Peephole optimizers are typically made expending human-saved pattern equaling rules, an approach that involves expertise and time, as good as being less than taxonomical at taping all opportunities for optimization. We research fully machinelike construction of peephole optimizers expending brute force superoptimization. While the optimizations discovered by our reflex system may be less universal than human-spelt counterparts, our approach has the potential to mechanically memorise a database of thousands to millions of optimizations, in contrast to the hundreds found in current peephole optimizers. We picture through an experiment that our optimizer is capable to tap performance opportunities not found by subsisting compilers; in especial, we depict speedups from 1.7 to a factor of 10 on some figure intensive kernels over a established optimising compiler.

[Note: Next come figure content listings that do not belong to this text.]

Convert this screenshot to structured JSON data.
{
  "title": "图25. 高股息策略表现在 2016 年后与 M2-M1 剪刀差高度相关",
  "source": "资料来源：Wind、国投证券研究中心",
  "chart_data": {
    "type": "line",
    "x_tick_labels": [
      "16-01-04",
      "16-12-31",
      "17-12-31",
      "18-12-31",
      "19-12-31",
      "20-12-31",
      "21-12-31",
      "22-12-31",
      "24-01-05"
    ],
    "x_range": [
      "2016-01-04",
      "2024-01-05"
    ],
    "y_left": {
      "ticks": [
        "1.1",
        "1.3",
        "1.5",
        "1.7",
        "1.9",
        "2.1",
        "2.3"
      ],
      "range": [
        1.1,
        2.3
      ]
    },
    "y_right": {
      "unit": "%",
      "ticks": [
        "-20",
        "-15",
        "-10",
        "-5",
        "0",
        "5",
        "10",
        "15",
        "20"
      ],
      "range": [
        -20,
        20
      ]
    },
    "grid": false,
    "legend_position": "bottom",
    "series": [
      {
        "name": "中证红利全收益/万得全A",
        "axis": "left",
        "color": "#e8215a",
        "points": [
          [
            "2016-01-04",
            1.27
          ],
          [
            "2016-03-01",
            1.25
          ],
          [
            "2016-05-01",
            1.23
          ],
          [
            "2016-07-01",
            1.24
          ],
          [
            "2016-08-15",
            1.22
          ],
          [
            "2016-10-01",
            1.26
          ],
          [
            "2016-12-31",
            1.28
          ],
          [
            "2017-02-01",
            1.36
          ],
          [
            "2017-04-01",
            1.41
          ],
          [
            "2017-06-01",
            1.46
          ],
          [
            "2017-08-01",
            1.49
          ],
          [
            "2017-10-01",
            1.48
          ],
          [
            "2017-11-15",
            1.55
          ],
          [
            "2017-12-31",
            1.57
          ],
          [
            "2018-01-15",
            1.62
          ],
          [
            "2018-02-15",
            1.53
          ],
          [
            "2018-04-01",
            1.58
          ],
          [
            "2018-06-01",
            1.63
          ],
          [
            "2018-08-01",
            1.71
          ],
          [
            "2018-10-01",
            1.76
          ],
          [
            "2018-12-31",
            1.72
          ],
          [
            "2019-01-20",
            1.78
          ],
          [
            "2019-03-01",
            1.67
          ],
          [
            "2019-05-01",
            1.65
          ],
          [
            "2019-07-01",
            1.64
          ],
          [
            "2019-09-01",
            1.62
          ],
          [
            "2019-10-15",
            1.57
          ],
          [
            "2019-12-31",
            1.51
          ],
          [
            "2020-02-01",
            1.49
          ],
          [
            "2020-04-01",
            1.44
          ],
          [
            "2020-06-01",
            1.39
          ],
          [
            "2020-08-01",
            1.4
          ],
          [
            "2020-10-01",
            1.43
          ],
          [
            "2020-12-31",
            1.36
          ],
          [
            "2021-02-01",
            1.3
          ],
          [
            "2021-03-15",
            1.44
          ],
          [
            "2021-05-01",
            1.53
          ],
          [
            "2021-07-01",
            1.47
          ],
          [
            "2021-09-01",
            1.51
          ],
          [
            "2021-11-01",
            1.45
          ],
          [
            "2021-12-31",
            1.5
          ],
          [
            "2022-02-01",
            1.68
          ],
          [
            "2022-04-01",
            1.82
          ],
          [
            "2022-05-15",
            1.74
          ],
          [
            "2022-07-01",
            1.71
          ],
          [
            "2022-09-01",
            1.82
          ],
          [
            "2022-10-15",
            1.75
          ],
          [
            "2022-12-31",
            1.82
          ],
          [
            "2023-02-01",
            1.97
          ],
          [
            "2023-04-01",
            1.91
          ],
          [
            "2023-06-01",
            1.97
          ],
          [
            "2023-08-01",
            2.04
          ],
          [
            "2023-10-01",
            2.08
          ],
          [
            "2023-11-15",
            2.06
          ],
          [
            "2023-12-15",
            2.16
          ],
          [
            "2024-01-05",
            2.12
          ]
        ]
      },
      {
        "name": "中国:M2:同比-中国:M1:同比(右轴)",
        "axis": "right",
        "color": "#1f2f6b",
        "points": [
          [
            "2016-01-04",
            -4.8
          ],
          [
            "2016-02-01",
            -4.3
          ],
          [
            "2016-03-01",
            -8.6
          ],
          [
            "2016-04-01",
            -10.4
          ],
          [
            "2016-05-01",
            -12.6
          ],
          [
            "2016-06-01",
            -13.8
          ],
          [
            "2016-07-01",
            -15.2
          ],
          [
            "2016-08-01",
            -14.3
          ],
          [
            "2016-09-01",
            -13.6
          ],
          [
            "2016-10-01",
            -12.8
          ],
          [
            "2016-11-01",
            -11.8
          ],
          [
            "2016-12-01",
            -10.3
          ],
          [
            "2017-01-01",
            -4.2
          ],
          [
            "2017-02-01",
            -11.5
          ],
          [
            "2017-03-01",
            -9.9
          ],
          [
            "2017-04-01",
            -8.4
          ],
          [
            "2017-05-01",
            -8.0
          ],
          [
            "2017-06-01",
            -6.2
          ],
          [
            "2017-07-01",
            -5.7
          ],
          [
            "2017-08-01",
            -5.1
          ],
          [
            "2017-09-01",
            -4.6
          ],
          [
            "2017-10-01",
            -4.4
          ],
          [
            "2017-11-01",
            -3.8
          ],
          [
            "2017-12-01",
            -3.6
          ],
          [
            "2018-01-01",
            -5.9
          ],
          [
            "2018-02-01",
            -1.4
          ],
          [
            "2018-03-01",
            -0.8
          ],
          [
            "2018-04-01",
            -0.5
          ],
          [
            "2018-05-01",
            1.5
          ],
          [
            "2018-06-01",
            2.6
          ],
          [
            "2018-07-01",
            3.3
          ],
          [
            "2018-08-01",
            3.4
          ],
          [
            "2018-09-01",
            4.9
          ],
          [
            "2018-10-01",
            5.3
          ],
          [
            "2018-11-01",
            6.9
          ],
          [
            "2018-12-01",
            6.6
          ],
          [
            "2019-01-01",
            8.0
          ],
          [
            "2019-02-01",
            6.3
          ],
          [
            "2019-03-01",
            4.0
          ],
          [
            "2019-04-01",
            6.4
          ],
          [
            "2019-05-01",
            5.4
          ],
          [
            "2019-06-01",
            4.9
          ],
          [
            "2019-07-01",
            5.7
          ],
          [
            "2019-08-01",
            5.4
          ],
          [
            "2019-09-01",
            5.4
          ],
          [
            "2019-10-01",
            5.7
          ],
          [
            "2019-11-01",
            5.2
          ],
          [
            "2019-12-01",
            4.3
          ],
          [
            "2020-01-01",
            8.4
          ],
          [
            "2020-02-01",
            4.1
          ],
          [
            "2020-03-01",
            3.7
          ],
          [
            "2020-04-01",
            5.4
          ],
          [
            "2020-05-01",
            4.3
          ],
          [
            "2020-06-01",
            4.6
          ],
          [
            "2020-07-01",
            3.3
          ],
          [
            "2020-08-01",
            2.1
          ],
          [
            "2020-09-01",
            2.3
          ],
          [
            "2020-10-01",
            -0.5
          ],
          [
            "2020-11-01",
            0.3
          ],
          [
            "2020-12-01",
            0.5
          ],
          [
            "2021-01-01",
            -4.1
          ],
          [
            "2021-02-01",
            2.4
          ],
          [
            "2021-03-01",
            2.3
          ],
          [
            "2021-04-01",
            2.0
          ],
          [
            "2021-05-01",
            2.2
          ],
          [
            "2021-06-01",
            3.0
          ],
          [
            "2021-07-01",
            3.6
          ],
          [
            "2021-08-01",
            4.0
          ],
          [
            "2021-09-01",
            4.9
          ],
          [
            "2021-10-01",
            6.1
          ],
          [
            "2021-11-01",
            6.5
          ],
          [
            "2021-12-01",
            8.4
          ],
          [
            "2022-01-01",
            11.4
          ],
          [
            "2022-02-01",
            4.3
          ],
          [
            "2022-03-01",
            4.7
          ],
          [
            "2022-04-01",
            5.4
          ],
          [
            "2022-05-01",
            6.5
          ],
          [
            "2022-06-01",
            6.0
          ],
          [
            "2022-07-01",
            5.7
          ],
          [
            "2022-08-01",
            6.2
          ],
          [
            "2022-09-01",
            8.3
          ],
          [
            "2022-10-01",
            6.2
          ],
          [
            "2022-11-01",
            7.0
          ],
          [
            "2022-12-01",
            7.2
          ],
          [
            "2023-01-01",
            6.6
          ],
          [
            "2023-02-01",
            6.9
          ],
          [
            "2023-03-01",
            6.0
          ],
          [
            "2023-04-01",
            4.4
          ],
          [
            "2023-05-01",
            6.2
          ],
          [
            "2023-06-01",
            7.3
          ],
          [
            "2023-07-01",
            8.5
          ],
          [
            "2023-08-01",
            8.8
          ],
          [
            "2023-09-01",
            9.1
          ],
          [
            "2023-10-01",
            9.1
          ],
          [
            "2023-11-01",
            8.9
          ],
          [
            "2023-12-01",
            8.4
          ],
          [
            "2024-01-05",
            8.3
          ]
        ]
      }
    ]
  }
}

It’s e’er fun to picture a method that ought to be intractable shown amenable through a combination of cleverness and strategically put on brute force.
I saw their performance measurements implicative but puzzling. Their results on their kernels are really astoundingly well, which they arrogate that is because they work use of the x86’s SIMD instructions. But there is very slight change in the SPEC benchmarks, and they later indicate that their peephole optimizer gets many things that other compilers get via dataflow optimization.